После общения с Иваном вышли на улицу и стали прикидывать, чем занять себя до вечера, в который должны были собраться две молодёжки. Одна – молодёжь девяностых, а другая – современная, на которую уговорили сходить Даню. Вениамин возжелал ещё заехать к одному родственнику, а Маша предложила Петру посетить городское кладбище и побывать на могилке у Лии и Михаила Зарубина, пресвитера послевоенного периода.

Они шли пешком, впереди им нужно было пройти не меньше четырёх километров. Наконец-то для Маши выдалась возможность поговорить с самим Петром Береговым, ради которого и затеяла она весь этот сложный трюк с серией интервью. Конечно, она не обманывала братьев, когда сказала, что намеревается выложить свой репортаж в интернет-канале. И всё-таки, главной скрытой в глубине сердца целью была возможность позадавать вопросы ему самому.
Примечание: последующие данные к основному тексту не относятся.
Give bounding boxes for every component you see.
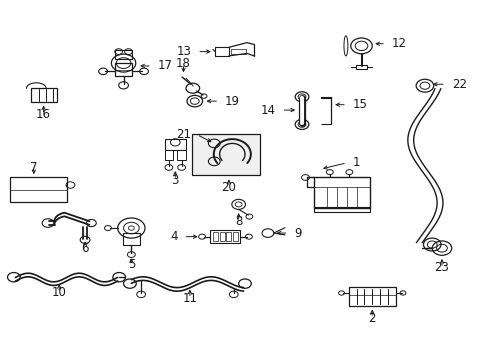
Text: 21: 21 — [176, 128, 190, 141]
Text: 11: 11 — [182, 292, 197, 305]
Text: 2: 2 — [368, 311, 375, 325]
Bar — [226, 232, 231, 241]
Text: 3: 3 — [171, 174, 179, 186]
Bar — [115, 50, 132, 59]
Bar — [212, 232, 217, 241]
Text: 7: 7 — [30, 161, 38, 174]
Text: 6: 6 — [81, 242, 89, 255]
Text: 17: 17 — [158, 59, 172, 72]
Text: 8: 8 — [234, 215, 242, 228]
Bar — [313, 207, 369, 212]
Text: 18: 18 — [176, 57, 191, 70]
Bar — [348, 287, 395, 306]
Bar — [210, 230, 239, 243]
Text: 12: 12 — [391, 37, 406, 50]
Bar — [320, 97, 330, 98]
Text: 9: 9 — [294, 226, 301, 239]
Text: 19: 19 — [224, 95, 240, 108]
Bar — [320, 124, 330, 125]
Bar — [177, 150, 185, 159]
Bar — [215, 47, 228, 56]
Bar — [233, 232, 238, 241]
Text: 14: 14 — [260, 104, 275, 117]
Text: 22: 22 — [451, 78, 466, 91]
Bar — [10, 177, 66, 202]
Bar — [219, 232, 224, 241]
Bar — [164, 139, 185, 150]
Bar — [115, 63, 132, 76]
Text: 10: 10 — [52, 286, 66, 299]
Bar — [313, 177, 369, 208]
Bar — [164, 150, 173, 159]
Text: 23: 23 — [434, 261, 448, 274]
Bar — [122, 233, 140, 245]
Bar — [355, 65, 366, 69]
Bar — [231, 49, 245, 54]
Text: 13: 13 — [176, 45, 191, 58]
Text: 20: 20 — [221, 181, 236, 194]
Text: 15: 15 — [352, 98, 367, 111]
Bar — [31, 88, 57, 102]
Bar — [191, 134, 260, 175]
Text: 4: 4 — [170, 230, 177, 243]
Text: 16: 16 — [36, 108, 51, 121]
Text: 1: 1 — [352, 156, 360, 169]
Text: 5: 5 — [127, 258, 135, 271]
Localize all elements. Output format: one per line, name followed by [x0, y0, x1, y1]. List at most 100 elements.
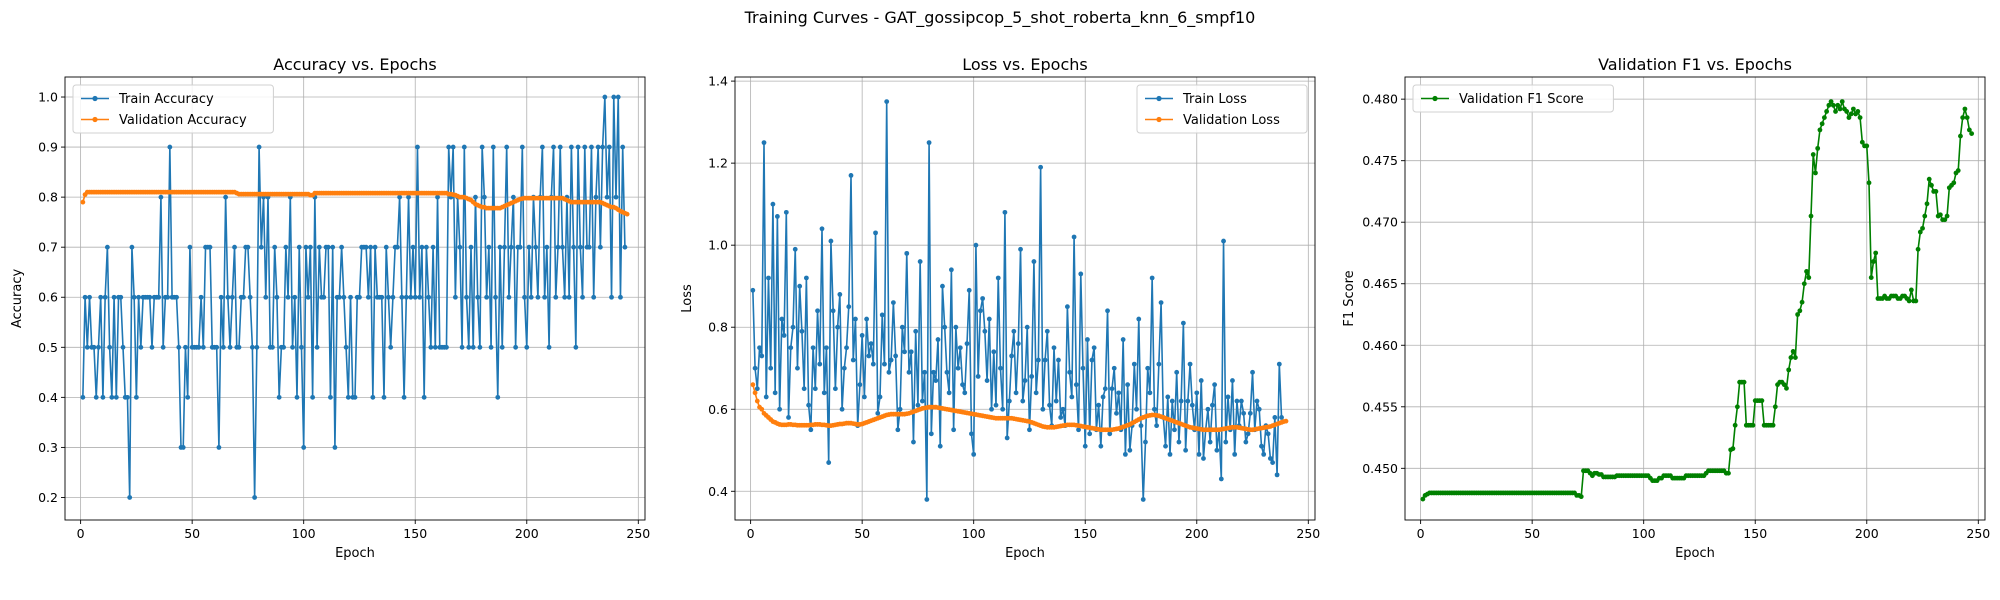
data-point — [1788, 355, 1794, 360]
data-point — [882, 361, 887, 367]
data-point — [198, 294, 204, 300]
data-point — [109, 394, 115, 400]
data-point — [386, 294, 391, 300]
data-point — [761, 140, 767, 146]
y-tick-label: 0.470 — [1362, 215, 1398, 230]
data-point — [897, 406, 903, 412]
data-point — [555, 244, 561, 250]
data-point — [1140, 497, 1146, 502]
data-point — [1833, 109, 1838, 114]
data-point — [611, 94, 617, 100]
data-point — [810, 345, 816, 351]
data-point — [859, 333, 865, 338]
data-point — [100, 394, 106, 400]
data-point — [468, 244, 474, 250]
data-point — [1238, 398, 1244, 404]
data-point — [127, 495, 133, 500]
figure-suptitle: Training Curves - GAT_gossipcop_5_shot_r… — [744, 8, 1256, 27]
data-point — [1033, 390, 1039, 396]
data-point — [982, 328, 988, 334]
data-point — [332, 445, 338, 450]
legend-label: Validation F1 Score — [1459, 92, 1584, 107]
accuracy-chart: 0 50 100 150 200 250 0.2 0.3 0.4 0.5 0.6 0.7 0.8 0.9 1… — [10, 55, 650, 561]
data-point — [466, 344, 472, 350]
y-tick-label: 0.4 — [38, 390, 58, 405]
data-point — [1915, 246, 1921, 252]
data-point — [1920, 225, 1925, 231]
data-point — [577, 244, 583, 250]
data-point — [597, 244, 603, 250]
data-point — [832, 386, 838, 392]
data-point — [1741, 379, 1747, 385]
data-point — [971, 451, 977, 457]
data-point — [1000, 406, 1006, 412]
data-point — [620, 144, 626, 150]
data-point — [586, 244, 592, 250]
data-point — [1799, 299, 1805, 305]
data-point — [1056, 357, 1061, 363]
data-point — [566, 294, 572, 300]
data-point — [926, 140, 932, 146]
legend-label: Train Accuracy — [118, 92, 214, 107]
data-point — [928, 431, 934, 437]
data-point — [1100, 394, 1106, 400]
data-point — [777, 406, 783, 412]
data-point — [879, 312, 885, 318]
data-point — [1029, 374, 1035, 379]
data-point — [1819, 121, 1825, 127]
data-point — [750, 287, 756, 293]
data-point — [1826, 102, 1832, 108]
data-point — [428, 344, 434, 350]
data-point — [1958, 133, 1963, 139]
x-tick-label: 0 — [1417, 526, 1425, 541]
loss-chart: 0 50 100 150 200 250 0.4 0.6 0.8 1.0 1.2 1.4 Loss vs… — [680, 55, 1320, 561]
data-point — [493, 294, 498, 300]
data-point — [846, 304, 852, 310]
data-point — [158, 194, 164, 200]
y-tick-label: 0.9 — [38, 140, 58, 155]
data-point — [1844, 109, 1850, 114]
data-point — [815, 308, 820, 314]
data-point — [861, 394, 867, 400]
data-point — [336, 294, 342, 300]
legend-swatch-marker — [1432, 95, 1438, 102]
data-point — [1817, 127, 1823, 133]
data-point — [406, 194, 411, 200]
data-point — [1185, 398, 1191, 404]
data-point — [1027, 427, 1032, 433]
x-axis-label: Epoch — [335, 546, 375, 561]
data-point — [1149, 275, 1155, 281]
data-point — [488, 344, 494, 350]
data-point — [107, 344, 113, 350]
x-tick-label: 150 — [403, 526, 427, 541]
data-point — [1790, 349, 1796, 354]
data-point — [136, 294, 142, 300]
data-point — [792, 246, 798, 252]
data-point — [372, 244, 378, 250]
data-point — [535, 294, 541, 300]
data-point — [149, 344, 155, 350]
data-point — [133, 394, 139, 400]
data-point — [573, 344, 579, 350]
y-tick-label: 0.465 — [1362, 276, 1398, 291]
data-point — [499, 344, 505, 350]
data-point — [1031, 259, 1037, 264]
data-point — [423, 244, 429, 250]
data-point — [604, 194, 610, 200]
data-point — [1730, 446, 1736, 452]
data-point — [470, 344, 476, 350]
data-point — [1174, 369, 1180, 375]
data-point — [1804, 269, 1809, 274]
data-point — [84, 344, 90, 350]
data-point — [1076, 427, 1081, 433]
data-point — [1868, 275, 1874, 280]
data-point — [1183, 447, 1189, 453]
data-point — [624, 211, 630, 217]
data-point — [1080, 365, 1086, 371]
data-point — [93, 394, 99, 400]
data-point — [1578, 494, 1584, 500]
data-point — [446, 144, 452, 150]
legend-box — [72, 84, 274, 134]
data-point — [1750, 422, 1756, 428]
data-point — [1966, 127, 1972, 133]
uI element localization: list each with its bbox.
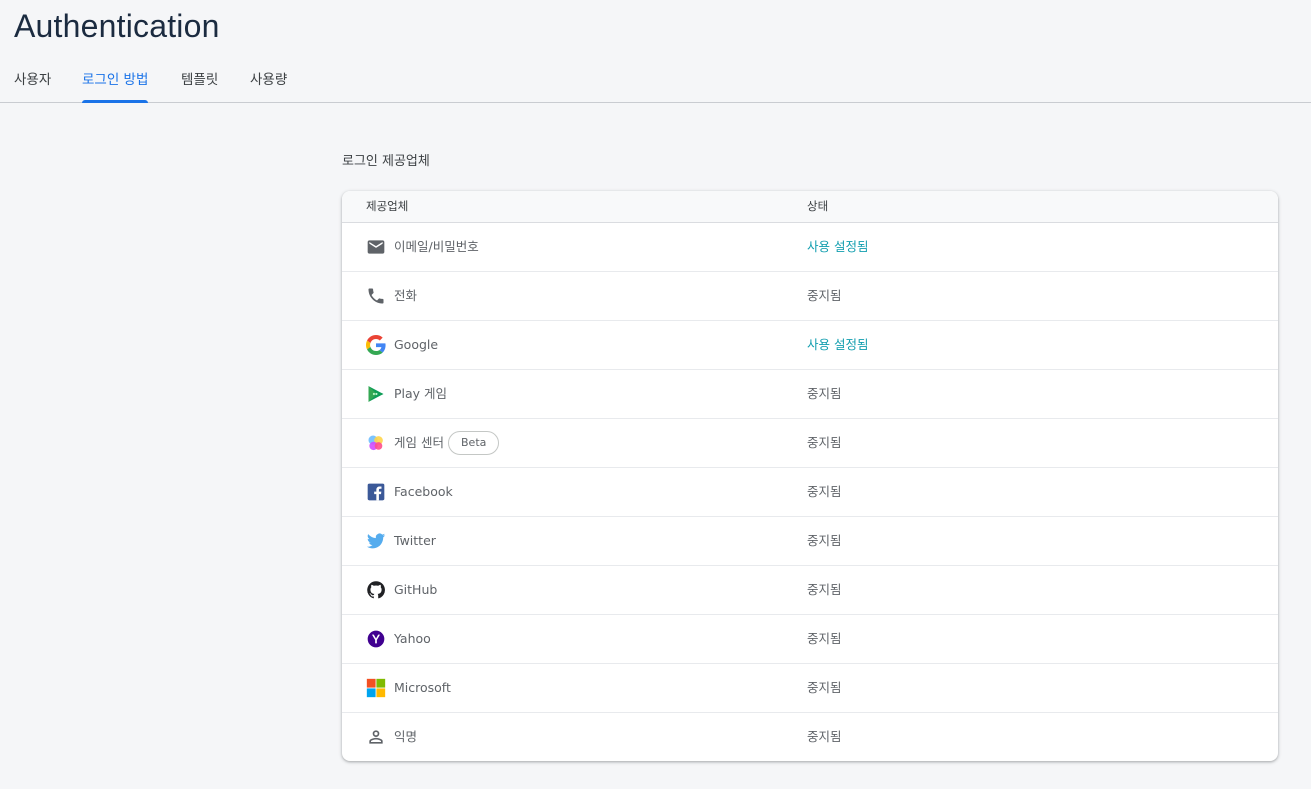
beta-badge: Beta [448, 431, 500, 455]
section-title: 로그인 제공업체 [342, 154, 430, 169]
column-header-provider: 제공업체 [366, 199, 409, 213]
provider-row-phone[interactable]: 전화 중지됨 [342, 272, 1278, 321]
provider-name: Facebook [394, 484, 453, 499]
email-icon [366, 237, 386, 257]
provider-name: Play 게임 [394, 386, 448, 401]
provider-status: 중지됨 [807, 729, 842, 744]
tab-usage[interactable]: 사용량 [250, 72, 288, 88]
provider-row-google[interactable]: Google 사용 설정됨 [342, 321, 1278, 370]
page-title: Authentication [14, 8, 220, 44]
twitter-icon [366, 531, 386, 551]
provider-name: Microsoft [394, 680, 451, 695]
table-header: 제공업체 상태 [342, 191, 1278, 223]
provider-row-twitter[interactable]: Twitter 중지됨 [342, 517, 1278, 566]
provider-status: 중지됨 [807, 386, 842, 401]
tab-bar: 사용자 로그인 방법 템플릿 사용량 [0, 60, 1311, 103]
play-games-icon [366, 384, 386, 404]
provider-row-play-games[interactable]: Play 게임 중지됨 [342, 370, 1278, 419]
provider-name: 게임 센터 [394, 435, 444, 450]
facebook-icon [366, 482, 386, 502]
game-center-icon [366, 433, 386, 453]
tab-users[interactable]: 사용자 [14, 72, 52, 88]
providers-table: 제공업체 상태 이메일/비밀번호 사용 설정됨 전화 중지됨 Google 사용… [342, 191, 1278, 761]
column-header-status: 상태 [807, 199, 829, 213]
provider-name: 익명 [394, 729, 418, 744]
provider-name: Twitter [394, 533, 436, 548]
github-icon [366, 580, 386, 600]
provider-row-yahoo[interactable]: Yahoo 중지됨 [342, 615, 1278, 664]
provider-status: 사용 설정됨 [807, 239, 869, 254]
provider-row-anonymous[interactable]: 익명 중지됨 [342, 713, 1278, 761]
yahoo-icon [366, 629, 386, 649]
tab-templates[interactable]: 템플릿 [181, 72, 219, 88]
provider-row-email[interactable]: 이메일/비밀번호 사용 설정됨 [342, 223, 1278, 272]
provider-name: Yahoo [394, 631, 431, 646]
tab-sign-in-method[interactable]: 로그인 방법 [82, 60, 149, 103]
provider-row-facebook[interactable]: Facebook 중지됨 [342, 468, 1278, 517]
provider-status: 중지됨 [807, 582, 842, 597]
provider-name: GitHub [394, 582, 438, 597]
provider-status: 중지됨 [807, 288, 842, 303]
provider-status: 중지됨 [807, 484, 842, 499]
provider-status: 중지됨 [807, 631, 842, 646]
provider-status: 중지됨 [807, 680, 842, 695]
provider-status: 중지됨 [807, 435, 842, 450]
provider-status: 중지됨 [807, 533, 842, 548]
provider-name: 이메일/비밀번호 [394, 239, 479, 254]
provider-status: 사용 설정됨 [807, 337, 869, 352]
anonymous-icon [366, 727, 386, 747]
phone-icon [366, 286, 386, 306]
provider-name: 전화 [394, 288, 418, 303]
provider-row-github[interactable]: GitHub 중지됨 [342, 566, 1278, 615]
provider-row-game-center[interactable]: 게임 센터 Beta 중지됨 [342, 419, 1278, 468]
provider-name: Google [394, 337, 439, 352]
provider-row-microsoft[interactable]: Microsoft 중지됨 [342, 664, 1278, 713]
google-icon [366, 335, 386, 355]
microsoft-icon [366, 678, 386, 698]
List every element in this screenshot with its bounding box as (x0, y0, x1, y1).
- Пётр Андреевич, - начала она. - Скажи, как давно ты живёшь один? Я ведь о всех вас почти ничего не знаю.

- Почти десять лет, - ответил он.

- Очень сочувствую тебе, - сказала она. - Я тоже осталась одна. Онкология.

- Ну, и у нас что-то похожее, - грустно сказал Пётр. - Всё произошло очень резко. Я как-будто не замечал до времени, что у Лии иногда головные боли или сильная слабость. И она... вставала, запрещала себе болеть и никому ни о чём не говорила. Не жаловалась на жизнь. Она переняла это от мамы, Анны Яковлевны. Если бы знать чуть раньше, месяца за три-четыре, может быть, был ещё шанс ей пройти лечение. Но все мы надеемся на лучшее. Что всё когда-то пройдёт и что всё это всего лишь мелочи.

- Мой муж тоже не придал значения некоторым симптомам. Мы просто молились вечерами и надеялись на выздоровление. А тут, целая череда эпидемий, ковид… Состояние ухудшилось. Он много в жизни работал. Мне даже показалось, что он уже устал от жизни. Он был меня старше почти на десять лет.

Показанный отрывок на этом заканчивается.